Vincent Chevrier, an assistant professor at the University of Arkansas Center for Space and Planetary Sciences, and Edgard G. Rivera-Valentin, a former Doctoral Academy Fellow at the center who is now a scientist at the Arecibo Observatory in Puerto Rico, were members of the team that analyzed the data as part of a grant from NASA.
“What we demonstrated is that under specific circumstances, for a few hours per day, you can have the right conditions to form liquid brines on the surface of Mars,” Chevrier said.
The existence of briny water may explain a phenomenon observed by Mars orbiters called “recurring slope lineae,” which are dark streaks on slopes that appear and grow during the planet’s warm season.
Water is also necessary for the existence of life as we know it, and on Earth, organisms adapt and thrive in extremely briny conditions. Chevrier, however, believes that conditions on Mars are too harsh to support life.

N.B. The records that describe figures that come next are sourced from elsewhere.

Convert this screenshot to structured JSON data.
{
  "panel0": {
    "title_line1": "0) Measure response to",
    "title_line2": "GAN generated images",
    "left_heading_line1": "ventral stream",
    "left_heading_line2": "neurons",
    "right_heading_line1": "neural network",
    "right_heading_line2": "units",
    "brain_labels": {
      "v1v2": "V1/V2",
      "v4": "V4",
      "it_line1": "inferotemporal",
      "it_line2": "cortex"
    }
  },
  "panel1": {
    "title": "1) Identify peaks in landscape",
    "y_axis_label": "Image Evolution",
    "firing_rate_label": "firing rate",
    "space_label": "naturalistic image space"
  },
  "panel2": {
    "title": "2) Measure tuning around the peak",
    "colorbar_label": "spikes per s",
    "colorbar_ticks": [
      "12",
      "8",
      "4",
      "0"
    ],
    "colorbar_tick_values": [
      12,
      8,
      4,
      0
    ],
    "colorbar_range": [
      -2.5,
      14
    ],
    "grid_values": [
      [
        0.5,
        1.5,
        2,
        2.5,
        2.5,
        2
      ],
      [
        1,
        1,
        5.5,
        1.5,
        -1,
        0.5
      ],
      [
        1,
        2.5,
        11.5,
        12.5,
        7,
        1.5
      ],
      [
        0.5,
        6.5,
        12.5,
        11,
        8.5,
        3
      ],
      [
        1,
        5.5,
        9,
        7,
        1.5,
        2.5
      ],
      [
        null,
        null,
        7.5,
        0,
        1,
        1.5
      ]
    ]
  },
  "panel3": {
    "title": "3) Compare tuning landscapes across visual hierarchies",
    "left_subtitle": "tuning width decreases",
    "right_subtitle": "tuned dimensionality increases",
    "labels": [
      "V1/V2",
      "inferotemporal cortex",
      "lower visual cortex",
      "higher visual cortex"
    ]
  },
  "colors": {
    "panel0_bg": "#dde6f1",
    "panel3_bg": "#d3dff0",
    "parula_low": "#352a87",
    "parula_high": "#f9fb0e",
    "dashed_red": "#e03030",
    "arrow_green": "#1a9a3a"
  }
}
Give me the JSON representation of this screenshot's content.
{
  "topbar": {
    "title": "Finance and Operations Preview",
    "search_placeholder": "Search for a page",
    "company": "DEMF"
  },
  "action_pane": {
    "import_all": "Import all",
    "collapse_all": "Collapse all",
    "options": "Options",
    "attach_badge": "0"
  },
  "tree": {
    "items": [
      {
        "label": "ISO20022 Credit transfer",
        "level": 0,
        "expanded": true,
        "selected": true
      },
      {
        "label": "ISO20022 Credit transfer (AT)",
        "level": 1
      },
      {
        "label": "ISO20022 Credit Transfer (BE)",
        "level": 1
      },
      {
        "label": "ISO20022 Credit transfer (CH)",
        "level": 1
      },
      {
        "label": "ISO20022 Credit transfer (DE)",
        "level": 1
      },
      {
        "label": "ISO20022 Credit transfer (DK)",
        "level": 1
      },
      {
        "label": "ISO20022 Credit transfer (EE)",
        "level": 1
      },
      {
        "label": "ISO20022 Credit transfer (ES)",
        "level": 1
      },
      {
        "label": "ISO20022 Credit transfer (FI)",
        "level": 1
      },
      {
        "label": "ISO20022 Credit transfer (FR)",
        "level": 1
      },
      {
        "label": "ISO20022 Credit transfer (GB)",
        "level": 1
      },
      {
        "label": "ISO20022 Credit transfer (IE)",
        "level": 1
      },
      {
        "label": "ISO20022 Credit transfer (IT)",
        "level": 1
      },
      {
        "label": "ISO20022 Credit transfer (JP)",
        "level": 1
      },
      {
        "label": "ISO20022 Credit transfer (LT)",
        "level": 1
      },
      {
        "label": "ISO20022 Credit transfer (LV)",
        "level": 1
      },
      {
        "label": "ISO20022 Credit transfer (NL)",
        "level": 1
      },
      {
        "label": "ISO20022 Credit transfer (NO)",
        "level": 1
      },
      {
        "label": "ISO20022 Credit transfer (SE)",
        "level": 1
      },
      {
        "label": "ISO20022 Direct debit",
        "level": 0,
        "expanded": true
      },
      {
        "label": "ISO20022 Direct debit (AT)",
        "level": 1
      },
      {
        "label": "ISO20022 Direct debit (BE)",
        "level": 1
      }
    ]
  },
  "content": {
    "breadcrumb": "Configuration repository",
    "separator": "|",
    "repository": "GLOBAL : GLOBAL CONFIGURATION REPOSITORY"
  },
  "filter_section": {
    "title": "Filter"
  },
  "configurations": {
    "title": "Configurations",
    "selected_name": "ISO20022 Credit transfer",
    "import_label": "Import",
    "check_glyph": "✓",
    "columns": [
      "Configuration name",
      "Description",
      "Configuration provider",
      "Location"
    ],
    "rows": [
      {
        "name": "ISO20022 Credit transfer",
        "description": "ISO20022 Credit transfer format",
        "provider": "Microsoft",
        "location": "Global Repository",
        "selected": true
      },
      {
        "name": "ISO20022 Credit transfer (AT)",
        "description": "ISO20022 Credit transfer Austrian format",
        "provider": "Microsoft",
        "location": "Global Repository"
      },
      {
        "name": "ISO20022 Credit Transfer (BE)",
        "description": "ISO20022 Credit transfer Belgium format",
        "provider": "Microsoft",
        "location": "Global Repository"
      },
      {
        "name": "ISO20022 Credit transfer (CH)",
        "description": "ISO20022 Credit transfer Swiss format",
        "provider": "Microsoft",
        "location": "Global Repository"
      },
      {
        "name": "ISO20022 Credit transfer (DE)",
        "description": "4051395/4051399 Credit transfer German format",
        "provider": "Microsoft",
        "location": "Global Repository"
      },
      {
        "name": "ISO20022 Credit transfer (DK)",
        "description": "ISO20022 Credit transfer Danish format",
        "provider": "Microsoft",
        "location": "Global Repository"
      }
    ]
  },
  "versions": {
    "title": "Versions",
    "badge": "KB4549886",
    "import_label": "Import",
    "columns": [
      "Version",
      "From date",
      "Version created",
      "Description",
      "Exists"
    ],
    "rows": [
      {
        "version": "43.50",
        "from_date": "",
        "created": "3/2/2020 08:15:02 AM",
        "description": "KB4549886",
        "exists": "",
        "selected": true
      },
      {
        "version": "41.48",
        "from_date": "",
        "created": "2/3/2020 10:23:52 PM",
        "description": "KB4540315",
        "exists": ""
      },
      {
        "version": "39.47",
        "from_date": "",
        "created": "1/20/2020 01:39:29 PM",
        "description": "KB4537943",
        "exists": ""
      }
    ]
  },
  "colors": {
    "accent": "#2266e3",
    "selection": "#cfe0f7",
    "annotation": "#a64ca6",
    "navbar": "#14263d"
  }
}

“If we combine observations with the thermodynamics of brine formation and the current knowledge about terrestrial organisms, is it possible to find a way for organisms to survive in Martian brines? My answer is no,” he said.
Mars is cold, extremely dry, and has 200 times lower atmospheric pressure than Earth. Any pure water on the surface would freeze or boil away in minutes. If it sounds alien for water to both freeze and boil, that’s because it is alien to Earth, but not so much for Mars because of the planet’s very low atmospheric pressure.
However, in 2008, NASA’s Phoenix lander identified perchlorate salts in polar soil samples. Perchlorates are rare on Earth, but they are known to absorb moisture from the atmosphere and lower the freezing temperature of water. The widespread existence of perchlorates makes liquid water possible on Mars.
The Curiosity rover confirmed the existence of perchlorates in equatorial soil, and provided detailed observations of relative humidity and ground temperature in all Martian seasons. With that data in hand, Chevrier and Rivera-Valentin were able to conclude that liquid brines can exist today on Mars. Future Mars missions could sample for the brines directly.
Though the briny water on Mars may not support life, it does have implications for future manned missions that would need to create life-sustaining resources such as water and oxygen on the planet, Chevrier said. There is also the possibility that life once existed on ancient Mars.
“We need to understand the earliest environment,” he added. “What was happening 4 billion years ago?” - Lab Manager.